In deze zaak heeft het Gerechtshof Arnhem op 14 april 2009 uitspraak gedaan over de verlenging van de terbeschikkingstelling van betrokkene. De rechtbank te 's-Gravenhage had eerder op 21 oktober 2008 de terbeschikkingstelling met twee jaar verlengd, maar het hof vernietigde deze beslissing omdat de rechtbank niet binnen de wettelijke termijn van twee maanden had beslist. Het hof oordeelde dat de kliniek, waar betrokkene is geplaatst, geen behandelvoornemens meer heeft gericht op resocialisatie op korte termijn, maar wel interventies uitvoert voor de beheersing van de psychiatrische problematiek. De kliniek heeft aangegeven dat er plannen zijn om betrokkene per juni 2009 over te plaatsen naar een nieuwe voorziening voor langdurige forensische zorg. Het hof heeft de verlenging van de terbeschikkingstelling met twee jaar goedgekeurd, omdat de veiligheid van anderen en de algemene veiligheid van personen dit eisten. Het hof heeft zich volledig kunnen vinden in de visie van de kliniek en heeft de maatregel van terbeschikkingstelling verlengd, waarbij het belang van de maatschappelijke veiligheid voorop staat. De beslissing is openbaar uitgesproken en de raden waren buiten staat deze mede te ondertekenen.

Uitspraak

GERECHTSHOF ARNHEM
TBS 2008\351
Beslissing d.d. 14 april 2009
De kamer van het hof als bedoeld in artikel 67 van de Wet op de rechterlijke organisatie heeft te beslissen op het beroep van
[terbeschikkinggestelde]
[geboortepl.],
[verblijfpl.].
Het beroep is ingesteld tegen de beslissing van de rechtbank te 's-Gravenhage van 21 oktober 2008, houdende verlenging van de terbeschikkingstelling met een termijn van twee jaar.

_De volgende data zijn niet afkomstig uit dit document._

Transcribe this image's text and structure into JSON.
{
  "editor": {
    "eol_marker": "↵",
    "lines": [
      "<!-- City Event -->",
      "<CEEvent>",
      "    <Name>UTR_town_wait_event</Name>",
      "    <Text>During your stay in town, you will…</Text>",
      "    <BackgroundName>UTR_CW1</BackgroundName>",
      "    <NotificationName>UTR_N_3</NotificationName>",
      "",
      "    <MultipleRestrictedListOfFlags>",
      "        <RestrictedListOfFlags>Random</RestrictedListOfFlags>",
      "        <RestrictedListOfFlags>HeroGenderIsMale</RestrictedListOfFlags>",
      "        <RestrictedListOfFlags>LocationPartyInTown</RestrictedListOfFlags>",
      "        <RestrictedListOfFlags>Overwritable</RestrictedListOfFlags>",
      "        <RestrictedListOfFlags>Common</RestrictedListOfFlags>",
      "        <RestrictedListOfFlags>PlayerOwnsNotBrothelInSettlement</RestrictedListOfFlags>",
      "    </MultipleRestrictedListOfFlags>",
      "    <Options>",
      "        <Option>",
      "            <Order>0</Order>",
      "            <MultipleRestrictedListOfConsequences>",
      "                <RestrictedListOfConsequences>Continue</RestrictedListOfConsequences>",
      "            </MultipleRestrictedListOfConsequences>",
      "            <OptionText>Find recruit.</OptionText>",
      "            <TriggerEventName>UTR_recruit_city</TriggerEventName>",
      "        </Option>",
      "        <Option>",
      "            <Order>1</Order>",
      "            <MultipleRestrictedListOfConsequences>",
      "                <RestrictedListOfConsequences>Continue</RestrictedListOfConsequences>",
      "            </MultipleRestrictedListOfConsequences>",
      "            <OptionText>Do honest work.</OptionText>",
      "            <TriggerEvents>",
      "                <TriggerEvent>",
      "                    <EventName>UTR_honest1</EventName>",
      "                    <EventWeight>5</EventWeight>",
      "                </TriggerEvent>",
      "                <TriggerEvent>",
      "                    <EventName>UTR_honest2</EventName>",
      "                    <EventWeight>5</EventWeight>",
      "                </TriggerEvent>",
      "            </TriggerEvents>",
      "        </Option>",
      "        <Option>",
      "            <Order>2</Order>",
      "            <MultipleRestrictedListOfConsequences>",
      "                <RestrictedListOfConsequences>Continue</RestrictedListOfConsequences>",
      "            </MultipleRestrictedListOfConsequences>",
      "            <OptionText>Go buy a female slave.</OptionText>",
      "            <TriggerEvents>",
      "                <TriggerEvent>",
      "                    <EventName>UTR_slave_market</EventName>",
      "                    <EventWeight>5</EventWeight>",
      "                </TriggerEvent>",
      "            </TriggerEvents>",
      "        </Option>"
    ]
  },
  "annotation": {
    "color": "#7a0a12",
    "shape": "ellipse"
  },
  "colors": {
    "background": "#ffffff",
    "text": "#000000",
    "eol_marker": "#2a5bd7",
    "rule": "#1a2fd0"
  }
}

Het hof heeft gelet op de stukken, waaronder:
• de uitspraak van de rechtbank te 's-Gravenhage van 27 juli 1982, waarbij de terbeschikkingstelling met bevel tot verpleging van overheidswege werd opgelegd (ter zake van poging tot verkrachting en feitelijke aanranding van de eerbaarheid);
• het op 27 mei 2008 op grond van artikel 509o, tweede lid, van het Wetboek van Strafvordering uitgebrachte advies van de [kliniek], strekkende tot verlenging van de terbeschikkingstelling met een termijn van twee jaar, alsmede de in dat artikel bedoelde aantekeningen;
• de vordering van de officier van justitie van 26 juni 2008, ingekomen ter griffie van bovenvermelde rechtbank op 4 juli 2008 en strekkende tot verlenging van de terbeschikkingstelling van betrokkene met een termijn van twee jaar;
• het proces-verbaal van het onderzoek in eerste aanleg hetwelk heeft geleid tot de beslissing waarvan beroep;
• de beslissing waarvan beroep;
• de akte van hoger beroep van de terbeschikkinggestelde d.d. 29 oktober 2008;
• de brief van [naam], verbonden aan de [kliniek], gedateerd
16 maart 2009, inhoudende nadere informatie met betrekking tot het behandelverloop van betrokkene.
Overwegingen:
• Het hof zal de beslissing van de rechtbank dienen te vernietigen, gelet op artikel 509t, eerste lid, van het Wetboek van Strafvordering, aangezien de rechtbank niet binnen twee maanden na het indienen van de verlengingsvordering van de officier van justitie haar beslissing heeft genomen, daar het recht doet mede op grond van nieuwe stukken en op grond van hetgeen de getuige-deskundige ter terechtzitting heeft verklaard.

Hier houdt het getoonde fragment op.